Pero a lo que nos lleva el tema es a preguntarnos: ¿Por qué hacemos entrevistas? ¿Nos sirven de algo?

La manera más propicia y directa de conocerse entre sí es a través de las tutorías o entrevistas. Las entrevistas son muy importantes porque suscitan la situación idónea para intercambiar información más en profundidad a cerca del alumno, y surja así una búsqueda de soluciones o estrategias ante las situaciones educativas que se presenten.

Esta coordinación entre escuela y familia es fundamental para el desarrollo de los niños, por lo que conviene que la relación entre ambos sea continua.

Fijar una a comienzos de curso es lo más idóneo; así se da una primera toma de contacto y se valora sobre todo cómo se adapta a su nueva situación y desde dónde parte el niño. Posteriormente, otra por trimestre, donde se tratará cómo va su desarrollo y evolución a mitad y a final de curso respectivamente.

Pero realmente, ¿de qué se habla en las entrevistas? ¿Las preparamos con antelación? ¿Analizamos cada uno de los aspectos que forman la persona?

Para hacer bien una entrevista, entre otras cosas, habrá que planificarla; esto requiere una preparación y análisis previos.

Puedo afirmar que la observación de forma continuada y a nivel individual, es una de las mejores herramientas de las que se sirve el profesorado en la educación infantil.

Toda esta recogida de información, es la que nos da las pautas para un posterior análisis. Este cambio de impresiones con el resto de profesores, es clave a la hora de preparar el guión de la entrevista.

En el guión se reflejan aspectos como relaciones sociales, hábitos, el grado de atención y participación en las actividades, expresión-comunicación, todo lo que concierne al movimiento y control corporal…etc, así como todo aquello que nos llame la atención en una situación dada.

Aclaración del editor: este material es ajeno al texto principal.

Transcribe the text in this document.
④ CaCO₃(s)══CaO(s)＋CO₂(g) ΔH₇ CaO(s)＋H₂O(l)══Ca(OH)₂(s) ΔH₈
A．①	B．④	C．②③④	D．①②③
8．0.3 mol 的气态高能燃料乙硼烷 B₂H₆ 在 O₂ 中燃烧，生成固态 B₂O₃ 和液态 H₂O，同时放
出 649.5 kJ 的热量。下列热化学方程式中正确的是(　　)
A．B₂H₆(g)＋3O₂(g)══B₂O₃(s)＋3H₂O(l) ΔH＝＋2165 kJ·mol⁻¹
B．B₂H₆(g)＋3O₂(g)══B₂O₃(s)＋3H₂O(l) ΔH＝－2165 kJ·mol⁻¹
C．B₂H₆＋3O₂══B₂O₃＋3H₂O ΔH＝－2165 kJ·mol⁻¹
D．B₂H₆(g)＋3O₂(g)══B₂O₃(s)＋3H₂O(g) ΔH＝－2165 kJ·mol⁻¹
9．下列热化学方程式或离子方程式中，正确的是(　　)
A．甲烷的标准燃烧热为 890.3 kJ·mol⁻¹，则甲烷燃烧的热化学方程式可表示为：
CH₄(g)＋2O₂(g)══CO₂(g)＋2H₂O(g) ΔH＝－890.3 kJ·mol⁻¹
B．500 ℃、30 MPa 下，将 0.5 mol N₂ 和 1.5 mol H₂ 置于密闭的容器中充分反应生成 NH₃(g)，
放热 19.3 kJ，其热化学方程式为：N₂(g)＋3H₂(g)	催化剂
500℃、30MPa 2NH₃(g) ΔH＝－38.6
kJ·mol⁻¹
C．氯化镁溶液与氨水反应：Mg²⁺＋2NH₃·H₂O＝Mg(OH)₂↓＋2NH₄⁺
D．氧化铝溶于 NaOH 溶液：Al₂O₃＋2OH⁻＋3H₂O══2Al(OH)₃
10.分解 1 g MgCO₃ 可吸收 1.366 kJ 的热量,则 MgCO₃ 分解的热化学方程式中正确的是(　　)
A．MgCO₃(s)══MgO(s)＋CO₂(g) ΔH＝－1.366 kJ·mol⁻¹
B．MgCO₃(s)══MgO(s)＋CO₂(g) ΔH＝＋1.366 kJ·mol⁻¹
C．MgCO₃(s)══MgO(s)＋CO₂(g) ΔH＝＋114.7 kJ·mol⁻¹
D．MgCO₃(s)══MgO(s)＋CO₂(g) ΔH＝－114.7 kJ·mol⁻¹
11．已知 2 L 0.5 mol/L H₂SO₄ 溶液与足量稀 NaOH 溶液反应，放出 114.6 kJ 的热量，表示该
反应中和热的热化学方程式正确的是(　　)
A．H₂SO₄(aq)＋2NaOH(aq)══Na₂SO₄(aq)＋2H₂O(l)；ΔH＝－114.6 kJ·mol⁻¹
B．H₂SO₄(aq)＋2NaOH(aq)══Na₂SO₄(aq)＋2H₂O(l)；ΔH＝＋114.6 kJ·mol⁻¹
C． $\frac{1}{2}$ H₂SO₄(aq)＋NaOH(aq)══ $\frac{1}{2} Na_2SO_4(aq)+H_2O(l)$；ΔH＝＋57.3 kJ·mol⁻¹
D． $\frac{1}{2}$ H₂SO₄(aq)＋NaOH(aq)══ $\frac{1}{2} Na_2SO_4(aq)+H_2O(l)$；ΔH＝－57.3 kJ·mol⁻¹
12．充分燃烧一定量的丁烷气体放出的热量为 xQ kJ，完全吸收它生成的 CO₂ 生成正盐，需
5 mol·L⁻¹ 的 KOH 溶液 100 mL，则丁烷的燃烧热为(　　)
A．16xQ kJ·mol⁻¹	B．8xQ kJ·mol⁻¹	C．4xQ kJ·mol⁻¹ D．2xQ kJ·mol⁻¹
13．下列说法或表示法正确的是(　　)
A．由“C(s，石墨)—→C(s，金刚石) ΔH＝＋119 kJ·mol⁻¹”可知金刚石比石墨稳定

Los padres además contrastarán cómo es su realidad educativa en el ámbito familiar y podrán sugerir cualquier indicación que les parezca oportuno. Entre ambos, lo más eficaz será fijar unas metas con una serie de pautas para tratar de ir superando los puntos débiles que se detecten.

Si de verdad se desea que la entrevista sea efectiva, considero de gran relevancia que desde los dos ámbitos familia-colegio, se pongan manos a la obra, en la estrategia escogida.

Respecto a los contenidos de las entrevistas, quisiera añadir algo a lo que hoy día se tiende a olvidar. La educación va mucho más allá de la mera instrucción, del hecho de recibir unos conocimientos. En la educación integral de la persona, se incluye además del rendimiento escolar, una formación espiritual donde lo trascendental, como la educación en virtudes (sinceridad, alegría, generosidad…etc), va consolidando al ser.

Es evidente que los verdaderos valores se arraigan en la vida familiar, cuando se ven hechos vida primeramente en los padres, siendo un constante estímulo para los hijos, pero esto también debe tener su continuidad en la escuela.

De aquí se puede llegar a la conclusión, de que la educación individualizada es posible en nuestro modelo educativo, porque detrás de cada alumno hay un ser que le hace único, con una familia por detrás que le ampara, un entorno y unas circunstancias que lo diferencian del resto.

Para concluir, animo desde aquí a que padres y tutores acudamos a las entrevistas con objetividad y sencillez, resaltando sin miedo los puntos fuertes y débiles de los niños, y así nos involucremos de lleno mutuamente en esta maravillosa tarea de asentar las bases en la educación y formar de las futuras generaciones.